Josh and Zach have moved in together. Isn't it sweet?

No, no, it's nothing like that. Josh and Zach are two of my coworkers. Their offices are directly across and diagonally from mine. Together, we make up the hallway of youth. We are the three youngest members of the office family, with Josh at 28, Zach at 26, and me at 22. More important than our age is the fact that we're all single with no children. Incidentally, we are all on the same project. Our tech lead (who is a mature family man in his thirties) calls working with us a special name: baby-sitting.

We are seen as a different kind of people entirely by our more settled coworkers. Whenever one of us has a birthday, people ask if we're old enough to buy alcohol or rent a car yet. (By the way, I will not be old enough to rent a car for another three birthdays.) When we come in on Monday mornings, it's generally assumed that we spent the weekend hours under the influence (whether or not we're old enough to buy the drinks for ourselves).

The hallway of youth is a fun place to work. Both Josh and Zach are witty, and we banter back and forth all day. Zach has his faux braggart act, and Josh can talk like a pirate. Sometimes we get on a roll and start laughing so loud that others come down the hall to see if they can't get in on the fun that the kids are having. There's a certain spot in the hall where a person can stand and see into all of our offices and talk to us all at once. You can have a good time in the spot, with youth coming at you from all directions like some sort of rejuvenating triad. It's a different kind of atmosphere over here. In no other offices can you find a pick-up game of Nerf basketball with a goal that has a cheering sound effect for every made shot. In no other part of the building can you hear trash talk being called out from different offices. In fact, I've never heard people yelling from office to office in any other hallway.
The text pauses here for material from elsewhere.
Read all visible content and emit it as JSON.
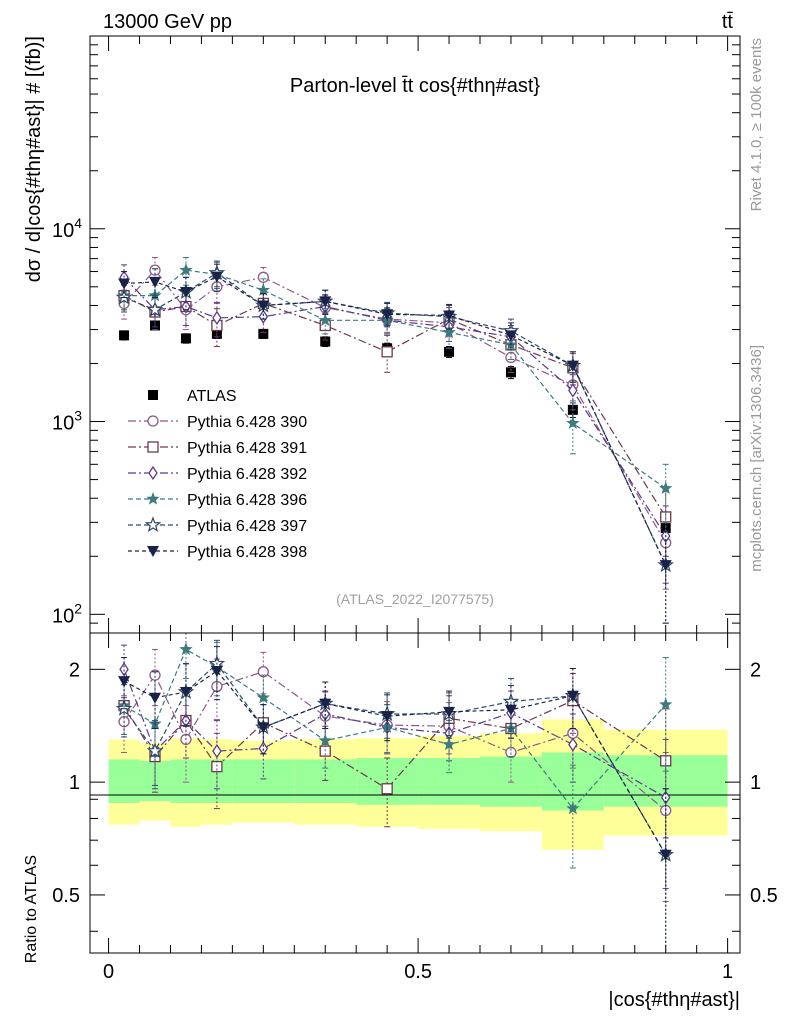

While I am part of the hallway of youth, Zach and Josh make up their own little group. They're buddies, and they hang out a lot outside of work. I suppose it was just a matter of time before they became roomies. They were both living alone, and now they've rented a house a couple of minutes away. I'm amused by what this house stands for to every other male working here. I get the feeling the older men sit at the dinner table surrounded by their screaming children and nagging wives and dream about the kind of debauchery that must go on at the bachelor pad inhabited by Josh and Zach.

I'm not seen in the same way that Josh and Zach are. I think if I say that I had a couple of drinks last night, my older coworkers assume that I had a glass of wine and got a little giggly before I fell asleep with a pair of pigtails. If Josh or Zach say they had a couple of drinks, it's assumed that they had a fifth of Jack each and got a little crazy before they fell asleep with a pair of twins. The older guys rag Josh and Zach about strip clubs, and then they turn around and give me advice about how all men are after only one thing.

Josh and Zach stand for the men ten or twenty years ago; I stand for daughters and little sisters. Josh and Zach are members of the bachelor brotherhood, and I'm a simple, single girl looking for love. Josh and Zach have the glorious position of being without the old ball and chain, and I'm a old ball and chain in training. Nevermind that Josh is getting pretty serious about that girl of his or that Zach thinks more about golf than chicks, to the committed and settled family men, they are living the dream in the hallway of youth.